PAKISTAN: Death of Tribune Staffers Underscores Dangers of Reporting

AUSTIN SZABO WRITES –  The deaths of three reporters at the hands of Taliban gunmen Jan. 17 is the latest in a series of terrorist attacks designed to silence anti-Taliban reporting in the afflicted country.

On Friday, a group of gunmen on motorcycles shot into the van of three Express Tribune workers in a Karachi suburb, killing them. It was the third and most tragic strike against the Express Media group, which suffered a less severe attack late last year. While the identities of the attackers were unknown in the immediate aftermath, the local Taliban took responsibility, claiming that the Express Tribune had repeatedly failed to take their point of view into account.

The attack underscores the threat facing Pakistani if its media fails to conform to the Taliban’s version of the truth.

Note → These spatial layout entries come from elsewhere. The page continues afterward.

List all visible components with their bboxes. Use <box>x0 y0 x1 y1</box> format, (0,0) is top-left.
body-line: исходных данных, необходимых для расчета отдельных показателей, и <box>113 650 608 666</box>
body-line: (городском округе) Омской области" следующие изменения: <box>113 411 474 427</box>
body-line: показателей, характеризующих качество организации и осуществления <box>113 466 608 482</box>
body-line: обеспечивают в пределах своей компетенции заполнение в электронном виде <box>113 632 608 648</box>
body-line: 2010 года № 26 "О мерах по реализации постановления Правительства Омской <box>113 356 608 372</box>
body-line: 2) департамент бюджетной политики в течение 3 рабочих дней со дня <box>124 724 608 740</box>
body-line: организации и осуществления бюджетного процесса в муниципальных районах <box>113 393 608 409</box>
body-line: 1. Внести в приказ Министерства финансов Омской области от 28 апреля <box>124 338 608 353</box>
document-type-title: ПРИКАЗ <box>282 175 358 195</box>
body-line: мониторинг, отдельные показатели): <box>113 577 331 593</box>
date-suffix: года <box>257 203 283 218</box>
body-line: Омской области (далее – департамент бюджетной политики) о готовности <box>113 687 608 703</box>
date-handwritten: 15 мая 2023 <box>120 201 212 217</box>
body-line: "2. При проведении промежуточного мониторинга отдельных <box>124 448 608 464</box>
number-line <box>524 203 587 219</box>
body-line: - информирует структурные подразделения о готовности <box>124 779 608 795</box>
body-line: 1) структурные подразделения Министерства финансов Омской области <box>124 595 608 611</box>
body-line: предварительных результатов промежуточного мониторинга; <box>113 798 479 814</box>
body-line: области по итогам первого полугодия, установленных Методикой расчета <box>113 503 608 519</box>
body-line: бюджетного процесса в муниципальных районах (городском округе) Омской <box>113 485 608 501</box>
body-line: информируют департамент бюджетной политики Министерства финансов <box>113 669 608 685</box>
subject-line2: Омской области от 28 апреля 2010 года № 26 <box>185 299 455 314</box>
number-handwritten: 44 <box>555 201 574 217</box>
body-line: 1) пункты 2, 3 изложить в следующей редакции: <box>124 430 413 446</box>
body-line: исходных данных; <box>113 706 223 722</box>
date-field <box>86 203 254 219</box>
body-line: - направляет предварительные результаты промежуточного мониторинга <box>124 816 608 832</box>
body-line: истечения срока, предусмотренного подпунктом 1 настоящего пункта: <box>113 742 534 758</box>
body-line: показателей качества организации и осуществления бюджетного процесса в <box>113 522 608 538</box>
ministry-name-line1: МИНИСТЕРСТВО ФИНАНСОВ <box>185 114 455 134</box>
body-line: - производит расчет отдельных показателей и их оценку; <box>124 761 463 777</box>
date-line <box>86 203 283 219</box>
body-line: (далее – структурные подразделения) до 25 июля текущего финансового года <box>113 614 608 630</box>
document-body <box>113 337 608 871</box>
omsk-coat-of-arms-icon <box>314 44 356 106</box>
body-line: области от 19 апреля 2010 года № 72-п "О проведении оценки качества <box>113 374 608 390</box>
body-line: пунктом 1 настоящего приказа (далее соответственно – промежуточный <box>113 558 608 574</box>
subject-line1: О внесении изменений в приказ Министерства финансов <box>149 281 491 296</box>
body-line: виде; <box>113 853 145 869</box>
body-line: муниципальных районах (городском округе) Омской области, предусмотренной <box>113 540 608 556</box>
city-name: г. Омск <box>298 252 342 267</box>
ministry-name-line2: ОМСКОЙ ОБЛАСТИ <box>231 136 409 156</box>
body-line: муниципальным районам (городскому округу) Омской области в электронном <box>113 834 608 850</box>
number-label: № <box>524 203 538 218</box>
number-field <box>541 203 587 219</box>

Pakistan is an increasingly dangerous place for journalists and affiliated workers, in large cities as much as in the tribal northwest.

The victims Waqas Aziz, Muhammad Khalid, and Mohammad Ashraf, a technician, a driver, and a security guard respectively, were given a tribute in the Tribune.

It is worrisome that the violence against journalists in Pakistan remains endemic. Unfortunately for the Taliban, these terrorist attacks will not silence reporters. Not only have stories about the Taliban continued to pour in, but Nawaz Sharif, the Prime Minister, has also announced measures to help protect media organizations. While the creation of a committee is progress, further attacks are likely to occur in the near future.

Aside from successful peace talks, one solution proposed by the grieving uncle of Ashraf and many Pakistanis, doubtful of any help from the government, is to let the people defend themselves. “We should all be allowed to have guns to protect ourselves. This is the only way we can be safe.”